As relações familiares estão muito diferentes do que eram no século passado, e isso nem foi a tanto tempo assim; para falar sobre pais, sobre o dia dos pais, passei a refletir os modelos de pais que tinha a minha disposição, primeiro meu pai, meu avô materno e meu marido, além de outros tantos pais que conheci, quer como amigos, quer como clientes, quer como pais de filhos das minhas clientes. Os tipos são os mais diversos, mas o que mais me chama atenção é que a paternidade do século XX, se era apresentada como um papel muito bem definido, nessa segunda década do século XXI é um papel a ser construído.
No século passado, o papel que meu avô materno e que meu pai exerciam era muito claro e delimitado, assim como o de outros pais: não se esperava que eles ajudassem em casa, nem nos afazeres domésticos, nem na educação secular ou religiosa dos filhos, nem que fossem “brincalhões”. Era necessário apenas ser o pai provedor, e sua função era quase imperial, ninguém contestava, apenas respeitava. Para os filhos era uma loteria, se tivessem pais honestos e bem quistos era o melhor dos mundos, nisso tivemos muita sorte minha mãe e eu. Para os netos e os bisnetos que pouco conviveram com eles ficam suas histórias de tanto que as contamos, pois afeto verdadeiro não se rompe com a morte, ele permanece de uma forma diferente.

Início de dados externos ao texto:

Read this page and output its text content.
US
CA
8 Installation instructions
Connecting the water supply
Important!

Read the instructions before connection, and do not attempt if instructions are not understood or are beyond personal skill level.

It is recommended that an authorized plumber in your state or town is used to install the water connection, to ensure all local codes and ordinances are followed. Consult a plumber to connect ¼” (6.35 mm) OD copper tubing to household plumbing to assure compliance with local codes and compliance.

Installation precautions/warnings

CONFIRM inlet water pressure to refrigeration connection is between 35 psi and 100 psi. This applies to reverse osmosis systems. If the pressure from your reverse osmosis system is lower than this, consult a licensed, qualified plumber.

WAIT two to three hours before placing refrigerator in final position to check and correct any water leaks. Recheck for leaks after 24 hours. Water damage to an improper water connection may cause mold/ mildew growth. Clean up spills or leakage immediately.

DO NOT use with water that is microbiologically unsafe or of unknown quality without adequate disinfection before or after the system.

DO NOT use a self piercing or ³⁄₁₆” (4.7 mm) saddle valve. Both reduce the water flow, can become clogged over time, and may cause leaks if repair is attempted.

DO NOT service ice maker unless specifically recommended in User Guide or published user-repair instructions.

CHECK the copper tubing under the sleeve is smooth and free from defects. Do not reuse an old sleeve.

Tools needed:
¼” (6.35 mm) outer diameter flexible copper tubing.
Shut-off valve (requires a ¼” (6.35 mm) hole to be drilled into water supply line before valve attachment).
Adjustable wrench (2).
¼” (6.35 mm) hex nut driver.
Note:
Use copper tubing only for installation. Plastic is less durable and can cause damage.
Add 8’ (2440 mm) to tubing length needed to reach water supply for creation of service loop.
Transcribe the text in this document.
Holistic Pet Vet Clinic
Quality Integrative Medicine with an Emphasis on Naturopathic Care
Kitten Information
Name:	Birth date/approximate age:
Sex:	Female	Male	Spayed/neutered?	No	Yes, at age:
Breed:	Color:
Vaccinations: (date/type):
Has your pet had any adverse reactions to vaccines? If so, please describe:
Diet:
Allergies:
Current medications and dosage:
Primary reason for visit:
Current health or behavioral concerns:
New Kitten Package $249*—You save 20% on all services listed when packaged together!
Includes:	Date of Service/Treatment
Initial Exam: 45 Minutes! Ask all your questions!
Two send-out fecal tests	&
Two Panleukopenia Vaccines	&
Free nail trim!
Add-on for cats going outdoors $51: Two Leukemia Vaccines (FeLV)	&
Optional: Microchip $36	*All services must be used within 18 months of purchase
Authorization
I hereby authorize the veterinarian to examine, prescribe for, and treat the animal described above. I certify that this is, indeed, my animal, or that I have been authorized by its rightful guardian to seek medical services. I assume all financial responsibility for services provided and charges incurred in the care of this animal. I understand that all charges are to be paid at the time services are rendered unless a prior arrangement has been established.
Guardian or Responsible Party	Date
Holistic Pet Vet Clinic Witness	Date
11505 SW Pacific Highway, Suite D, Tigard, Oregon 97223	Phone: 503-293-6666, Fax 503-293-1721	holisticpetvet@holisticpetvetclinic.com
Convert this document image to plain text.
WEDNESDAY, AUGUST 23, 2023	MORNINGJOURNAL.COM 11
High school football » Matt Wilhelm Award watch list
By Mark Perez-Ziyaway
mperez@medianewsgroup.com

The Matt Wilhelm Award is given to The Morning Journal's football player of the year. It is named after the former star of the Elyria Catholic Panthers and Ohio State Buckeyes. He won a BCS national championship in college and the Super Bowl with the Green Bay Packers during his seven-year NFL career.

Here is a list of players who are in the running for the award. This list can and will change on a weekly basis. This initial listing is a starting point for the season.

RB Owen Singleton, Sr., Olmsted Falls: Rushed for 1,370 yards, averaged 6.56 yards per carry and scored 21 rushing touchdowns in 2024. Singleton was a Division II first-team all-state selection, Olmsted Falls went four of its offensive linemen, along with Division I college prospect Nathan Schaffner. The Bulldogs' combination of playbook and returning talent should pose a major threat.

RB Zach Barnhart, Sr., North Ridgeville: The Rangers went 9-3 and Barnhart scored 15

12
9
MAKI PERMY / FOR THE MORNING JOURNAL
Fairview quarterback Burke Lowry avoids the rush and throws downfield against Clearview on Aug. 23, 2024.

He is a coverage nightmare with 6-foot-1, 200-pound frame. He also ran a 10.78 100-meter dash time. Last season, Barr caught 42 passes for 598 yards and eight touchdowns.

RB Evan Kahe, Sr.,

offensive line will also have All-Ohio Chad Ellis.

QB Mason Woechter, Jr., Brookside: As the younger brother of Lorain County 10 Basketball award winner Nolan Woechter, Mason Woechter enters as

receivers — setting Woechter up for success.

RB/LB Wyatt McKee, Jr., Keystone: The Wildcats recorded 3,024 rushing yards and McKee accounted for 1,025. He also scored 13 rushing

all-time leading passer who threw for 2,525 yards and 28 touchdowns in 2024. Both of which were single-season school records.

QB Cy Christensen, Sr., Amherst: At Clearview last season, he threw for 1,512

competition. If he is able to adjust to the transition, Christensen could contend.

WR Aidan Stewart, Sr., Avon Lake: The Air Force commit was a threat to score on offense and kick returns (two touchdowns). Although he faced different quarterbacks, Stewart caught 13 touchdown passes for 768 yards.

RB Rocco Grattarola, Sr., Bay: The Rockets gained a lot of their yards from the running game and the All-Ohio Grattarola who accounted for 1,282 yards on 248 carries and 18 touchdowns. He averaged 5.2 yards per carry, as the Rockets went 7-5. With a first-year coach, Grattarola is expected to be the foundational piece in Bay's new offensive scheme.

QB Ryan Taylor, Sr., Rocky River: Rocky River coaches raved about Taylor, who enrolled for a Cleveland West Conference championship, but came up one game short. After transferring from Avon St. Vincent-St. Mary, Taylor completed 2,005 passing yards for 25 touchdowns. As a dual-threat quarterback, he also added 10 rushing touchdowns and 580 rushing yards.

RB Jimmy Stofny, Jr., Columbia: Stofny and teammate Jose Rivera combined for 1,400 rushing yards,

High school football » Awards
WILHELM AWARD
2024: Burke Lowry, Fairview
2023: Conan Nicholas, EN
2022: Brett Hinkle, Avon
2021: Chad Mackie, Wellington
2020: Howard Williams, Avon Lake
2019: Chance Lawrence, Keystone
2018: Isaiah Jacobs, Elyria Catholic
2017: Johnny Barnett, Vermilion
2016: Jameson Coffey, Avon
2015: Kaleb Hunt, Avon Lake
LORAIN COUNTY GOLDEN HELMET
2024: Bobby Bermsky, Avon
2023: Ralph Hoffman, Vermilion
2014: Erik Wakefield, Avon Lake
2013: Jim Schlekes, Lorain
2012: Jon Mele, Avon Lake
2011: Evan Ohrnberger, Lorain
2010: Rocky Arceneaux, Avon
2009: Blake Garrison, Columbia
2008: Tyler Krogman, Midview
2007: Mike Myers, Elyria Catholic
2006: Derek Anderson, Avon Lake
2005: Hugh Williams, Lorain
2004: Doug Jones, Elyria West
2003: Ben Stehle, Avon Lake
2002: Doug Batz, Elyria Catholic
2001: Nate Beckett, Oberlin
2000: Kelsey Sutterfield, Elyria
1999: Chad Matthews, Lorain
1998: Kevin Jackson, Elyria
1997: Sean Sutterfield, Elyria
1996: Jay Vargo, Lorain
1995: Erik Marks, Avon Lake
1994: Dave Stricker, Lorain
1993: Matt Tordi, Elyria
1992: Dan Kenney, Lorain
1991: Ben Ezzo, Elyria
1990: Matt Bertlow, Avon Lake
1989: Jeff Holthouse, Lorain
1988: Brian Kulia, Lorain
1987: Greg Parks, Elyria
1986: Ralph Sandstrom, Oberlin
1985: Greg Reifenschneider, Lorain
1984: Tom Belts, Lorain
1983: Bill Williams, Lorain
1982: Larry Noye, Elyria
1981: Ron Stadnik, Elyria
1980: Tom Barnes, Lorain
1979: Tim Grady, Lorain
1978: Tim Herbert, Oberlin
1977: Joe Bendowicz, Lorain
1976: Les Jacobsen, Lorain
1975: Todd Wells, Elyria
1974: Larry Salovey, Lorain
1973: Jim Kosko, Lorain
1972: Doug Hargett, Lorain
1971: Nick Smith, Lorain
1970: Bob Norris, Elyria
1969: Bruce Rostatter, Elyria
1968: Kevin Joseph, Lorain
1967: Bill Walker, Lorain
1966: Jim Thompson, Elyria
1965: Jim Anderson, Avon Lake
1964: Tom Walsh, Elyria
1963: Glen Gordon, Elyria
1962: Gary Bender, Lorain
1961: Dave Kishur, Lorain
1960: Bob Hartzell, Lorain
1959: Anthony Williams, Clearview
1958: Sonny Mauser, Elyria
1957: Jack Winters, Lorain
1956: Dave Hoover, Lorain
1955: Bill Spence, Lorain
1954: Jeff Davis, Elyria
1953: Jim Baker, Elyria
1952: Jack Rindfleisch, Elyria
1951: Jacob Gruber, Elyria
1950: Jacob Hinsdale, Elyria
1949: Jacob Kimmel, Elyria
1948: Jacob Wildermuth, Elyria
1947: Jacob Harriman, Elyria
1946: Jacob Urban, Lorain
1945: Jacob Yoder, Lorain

Daí chegamos ao século XXI, em que as famílias estão em diversos tipos de construção, chamadas de famílias mosaico, onde pais e mães nem sempre são um casal, há padrastos, há madrastas, há filhos de casamentos anteriores de cada parte, ou de uma delas, há famílias monoparentais (pai ou mãe que criam sozinhos seus filhos), anaparentais (sem pai, sem mãe e avós ou tutores criam os menores) e muitas inovações jurídicas foram sendo reconhecidas, pois primeiro a sociedade vai mudando e o direito vai acompanhando o que já acontece na prática.
Hoje há proteção para pais que são alijados de estarem juntos com seus filhos, a chamada alienação parental, muito prejudicial para os filhos. Há o direito de os pais terem a guarda compartilhada como regra, porque a unilateral dá pouca chance de convívio entre o genitor que não a tem e seus filhos, no melhor interesse da criança ou do adolescente. Tudo porque não há mais um papel definido de como tem que ser um pai, de como tem que ser uma mãe. O que mais se valoriza hoje é a afetividade, ainda que reconhecida, mas muito ainda a ser fortalecida e há muito o que se avançar, especialmente na mentalidade de pessoas que ainda pensam no formato do século passado.
O afeto é fundamental para criar vínculos.
Assim, acreditamos que o papel de pai tem que ser construído, dia a dia, com afeto, com contato de abraços (bom para liberar a oxitocina, hormônio do amor), com atenção, com respeito à criança e ao adolescente, com exemplos cristãos, algo que não mais ser só uma obrigação da mãe. É fundamental que o pai preencha seu espaço na vida dos filhos.
E o que dizer da paternidade socioafetiva? É o maior amor que conheço, porque uma paternidade ou uma maternidade socioafetiva é uma doação de um amor ágape, que se escolhe dar, que se distribui para um(a) filho(a) que se escolhe e que daquele momento em diante será seu também. Aprendi tudo isso com meu marido e meus filhos.
Mais um exemplo de valorização do afeto é a paternidade multiparental, reconhecida e agora facilitada pelo Direito brasileiro, possibilitando que haja mais que um pai e mais que uma mãe na filiação de uma determinada pessoa, sem a exclusão da filiação biológica, ao contrário do que ocorre na adoção convencional. Esse reconhecimento pode ocorrer de forma administrativa, por testamento ou via judicial.
Enfim, com a necessária revisão dos modelos paternais do passado, e com o avanço de novos modelos socioafetivos, juridicamente aceitos, certamente teremos relações mais profundas entre pais e seus filhos, formando com isso pessoas mais amadas e completas.
Artigo publicado originalmente no Mensageiro, Boletim Semanal da Catedral Metodista de Piracicaba - SP, p. 03, de 11.08.19, nº 790, ano XLI.